ScrapedPageArchive Build Status Gem Version

Add this gem to your Ruby scraper and it will automatically capture http requests and cache the response in a branch within your git repository.

Installation

Add this line to your application's Gemfile:

gem 'scraped_page_archive'

And then execute:

$ bundle

Or install it yourself as:

$ gem install scraped_page_archive

Usage

First require the library:

require 'scraped_page_archive'

Then configure the github url to clone. This will need to have a GitHub token embedded in it, you can generate a new one here. It will need to have the repo permission checked.

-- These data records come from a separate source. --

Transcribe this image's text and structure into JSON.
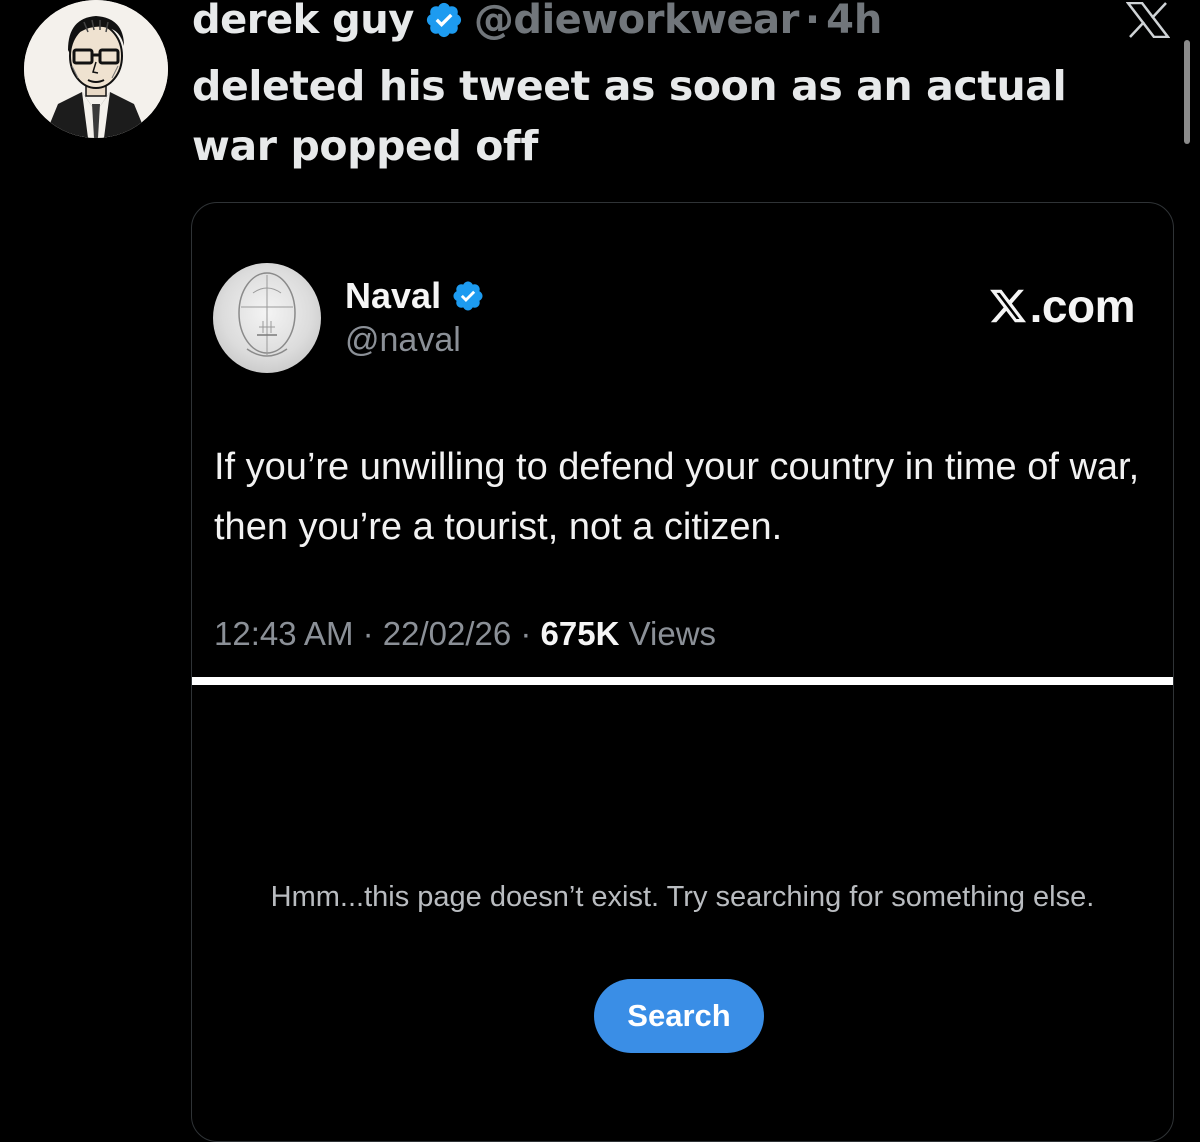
{
  "colors": {
    "background": "#000000",
    "text_primary": "#e7e9ea",
    "text_secondary": "#71767b",
    "verified_blue": "#1d9bf0",
    "search_button": "#3a8ee6",
    "card_border": "#2f3336"
  },
  "post": {
    "author": {
      "name": "derek guy",
      "handle": "@dieworkwear",
      "verified": true,
      "avatar_icon": "illustrated-man-portrait-avatar"
    },
    "separator": "·",
    "time_ago": "4h",
    "text": "deleted his tweet as soon as an actual war popped off",
    "close_icon": "x-logo-close-icon"
  },
  "quoted": {
    "author": {
      "name": "Naval",
      "handle": "@naval",
      "verified": true,
      "avatar_icon": "sketched-head-avatar"
    },
    "site_label": ".com",
    "site_icon": "x-logo-icon",
    "text": "If you’re unwilling to defend your country in time of war, then you’re a tourist, not a citizen.",
    "timestamp": "12:43 AM · 22/02/26 · ",
    "views_count": "675K",
    "views_label": " Views"
  },
  "error_page": {
    "message": "Hmm...this page doesn’t exist. Try searching for something else.",
    "search_label": "Search"
  }
}
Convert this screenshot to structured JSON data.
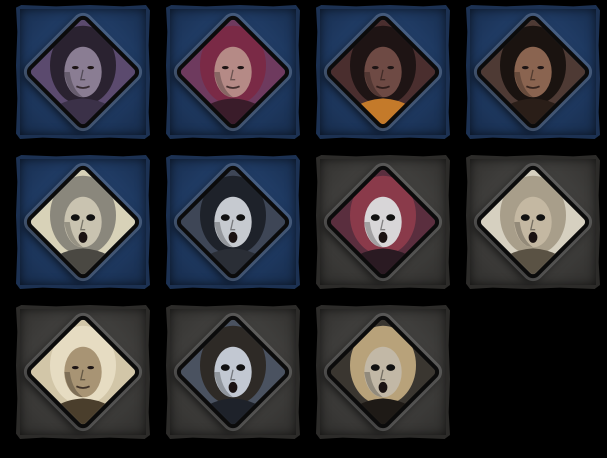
{
  "roster": [
    {
      "name": "character-portrait-1",
      "state": "unlocked",
      "bg": "#5b4a6e",
      "hair": "#2a2230",
      "skin": "#8a7d93",
      "mask": false,
      "accent": "#3b3148",
      "icon": "hooded-woman-icon"
    },
    {
      "name": "character-portrait-2",
      "state": "unlocked",
      "bg": "#6e3a5e",
      "hair": "#7a2a46",
      "skin": "#b58a86",
      "mask": false,
      "accent": "#3a1c2a",
      "icon": "long-hair-man-icon"
    },
    {
      "name": "character-portrait-3",
      "state": "unlocked",
      "bg": "#4a2e2e",
      "hair": "#1e1414",
      "skin": "#6e4a44",
      "mask": false,
      "accent": "#c47a2a",
      "icon": "demon-man-icon"
    },
    {
      "name": "character-portrait-4",
      "state": "unlocked",
      "bg": "#4e3a34",
      "hair": "#1a1310",
      "skin": "#8a6450",
      "mask": false,
      "accent": "#2a1e18",
      "icon": "bearded-brute-icon"
    },
    {
      "name": "character-portrait-5",
      "state": "unlocked",
      "bg": "#d8d2b8",
      "hair": "#8a877c",
      "skin": "#c9c3b0",
      "mask": true,
      "accent": "#4a4842",
      "icon": "screaming-mask-icon"
    },
    {
      "name": "character-portrait-6",
      "state": "unlocked",
      "bg": "#3e4656",
      "hair": "#1e222a",
      "skin": "#c6cad0",
      "mask": true,
      "accent": "#2a2e36",
      "icon": "white-mask-icon"
    },
    {
      "name": "character-portrait-7",
      "state": "locked",
      "bg": "#5a2e3e",
      "hair": "#8a3a4a",
      "skin": "#d8d6d8",
      "mask": true,
      "accent": "#2a1a22",
      "icon": "horror-mask-icon"
    },
    {
      "name": "character-portrait-8",
      "state": "locked",
      "bg": "#d6d0c0",
      "hair": "#a89e8a",
      "skin": "#c4b8a2",
      "mask": true,
      "accent": "#5a5244",
      "icon": "bald-monk-icon"
    },
    {
      "name": "character-portrait-9",
      "state": "locked",
      "bg": "#d2c6a8",
      "hair": "#e6dcc2",
      "skin": "#a89474",
      "mask": false,
      "accent": "#4a3e2c",
      "icon": "pale-hair-woman-icon"
    },
    {
      "name": "character-portrait-10",
      "state": "locked",
      "bg": "#4a5260",
      "hair": "#2e2a26",
      "skin": "#c2c8d2",
      "mask": true,
      "accent": "#1e222a",
      "icon": "hockey-mask-icon"
    },
    {
      "name": "character-portrait-11",
      "state": "locked",
      "bg": "#3a3630",
      "hair": "#b8a27a",
      "skin": "#c2b8a6",
      "mask": true,
      "accent": "#1e1a16",
      "icon": "straw-hat-icon"
    }
  ]
}
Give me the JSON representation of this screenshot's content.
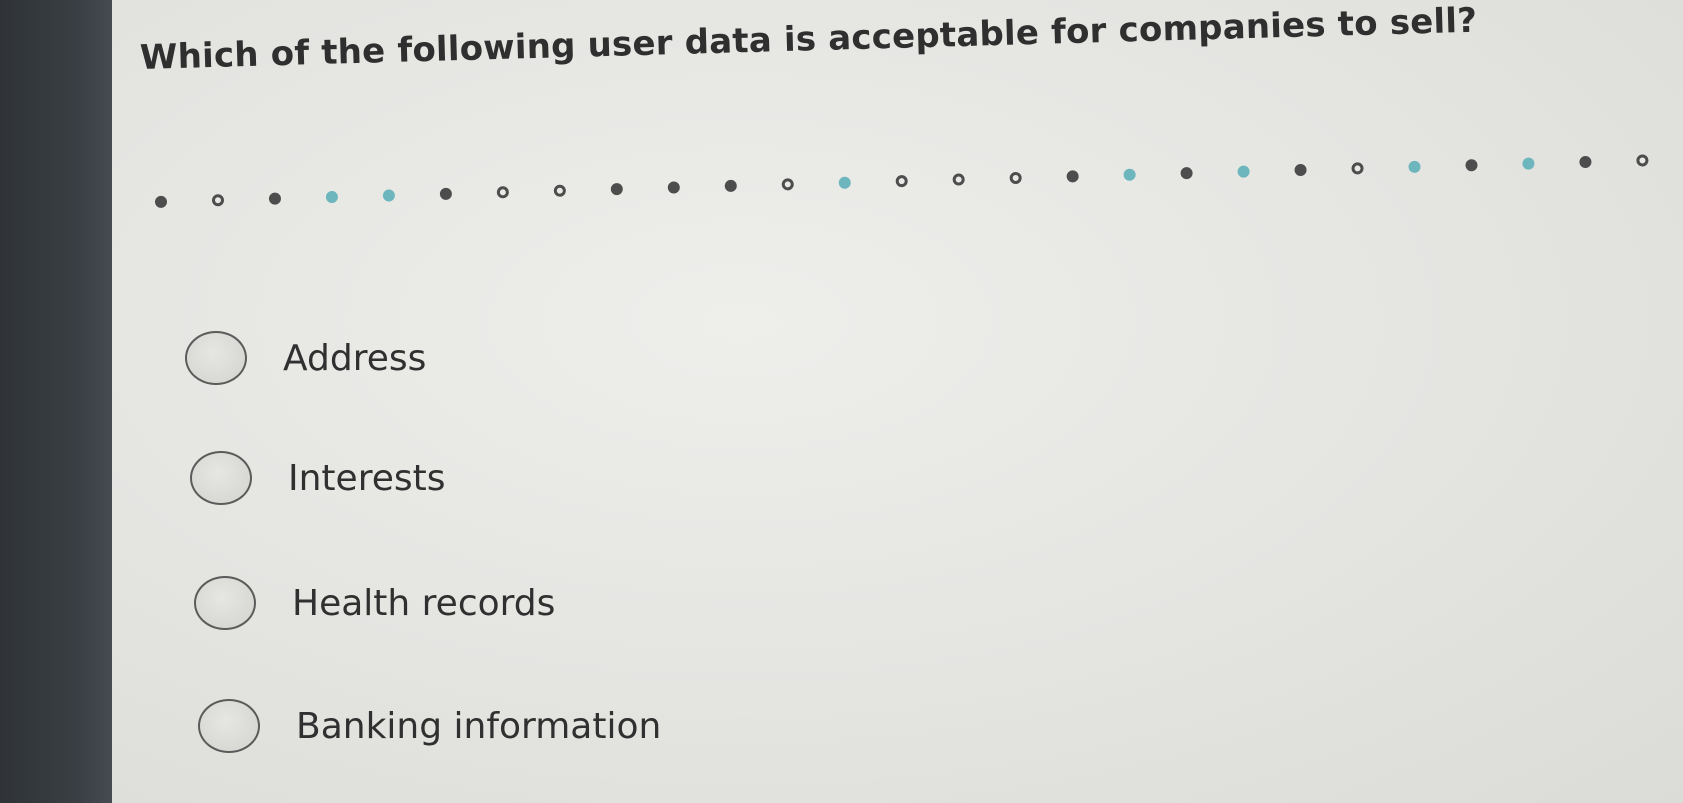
{
  "question": {
    "text": "Which of the following user data is acceptable for companies to sell?"
  },
  "progress": {
    "dots": [
      "filled",
      "open",
      "filled",
      "accent",
      "accent",
      "filled",
      "open",
      "open",
      "filled",
      "filled",
      "filled",
      "open",
      "accent",
      "open",
      "open",
      "open",
      "filled",
      "accent",
      "filled",
      "accent",
      "filled",
      "open",
      "accent",
      "filled",
      "accent",
      "filled",
      "open"
    ]
  },
  "options": [
    {
      "label": "Address",
      "selected": false
    },
    {
      "label": "Interests",
      "selected": false
    },
    {
      "label": "Health records",
      "selected": false
    },
    {
      "label": "Banking information",
      "selected": false
    }
  ],
  "colors": {
    "accent": "#6eb6be",
    "dark_dot": "#4d4d4d",
    "bezel": "#3a3f44"
  }
}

If you're using the excellent morph.io then you can set the MORPH_SCRAPER_CACHE_GITHUB_REPO_URL environment variable to your git url:

Name Value
MORPH_SCRAPER_CACHE_GITHUB_REPO_URL https://[email protected]/tmtmtmtm/estonia-riigikogu

You can also set this to any value (including another environment variable of your choosing) with the following:

ScrapedPageArchive.github_repo_url = 'https://[email protected]/tmtmtmtm/estonia-riigikogu'

Then you can record http requests by performing them in a block passed to ScrapedPageArchive.record:

ScrapedPageArchive.record do
  response = open('http://example.com/')
  # Use the response...
end

Use with open-uri

If you would like to have your http requests automatically recorded when using open-uri do the following:

require 'scraped_page_archive/open-uri'
response = open('http://example.com/')
# Use the response...

Use with the Capybara Poltergeist driver

If you would like to have your http requests automatically recorded when using the Poltergeist driver in Capybara do the following:

require 'scraped_page_archive/capybara'
visit('http://example.com/')
# Use the response...

It should be possible to adapt this to work with other Capybara drivers fairly easily.

Development

After checking out the repo, run bin/setup to install dependencies. Then, run rake test to run the tests. You can also run bin/console for an interactive prompt that will allow you to experiment.

To install this gem onto your local machine, run bundle exec rake install. To release a new version, update the version number in version.rb, and then run bundle exec rake release, which will create a git tag for the version, push git commits and tags, and push the .gem file to rubygems.org.

Note that this does not install Capybara or any drivers so if you want to work on that you will need to do that.

Contributing

Bug reports and pull requests are welcome on GitHub at https://github.com/everypolitician/scraped_page_archive.

License

The gem is available as open source under the terms of the MIT License.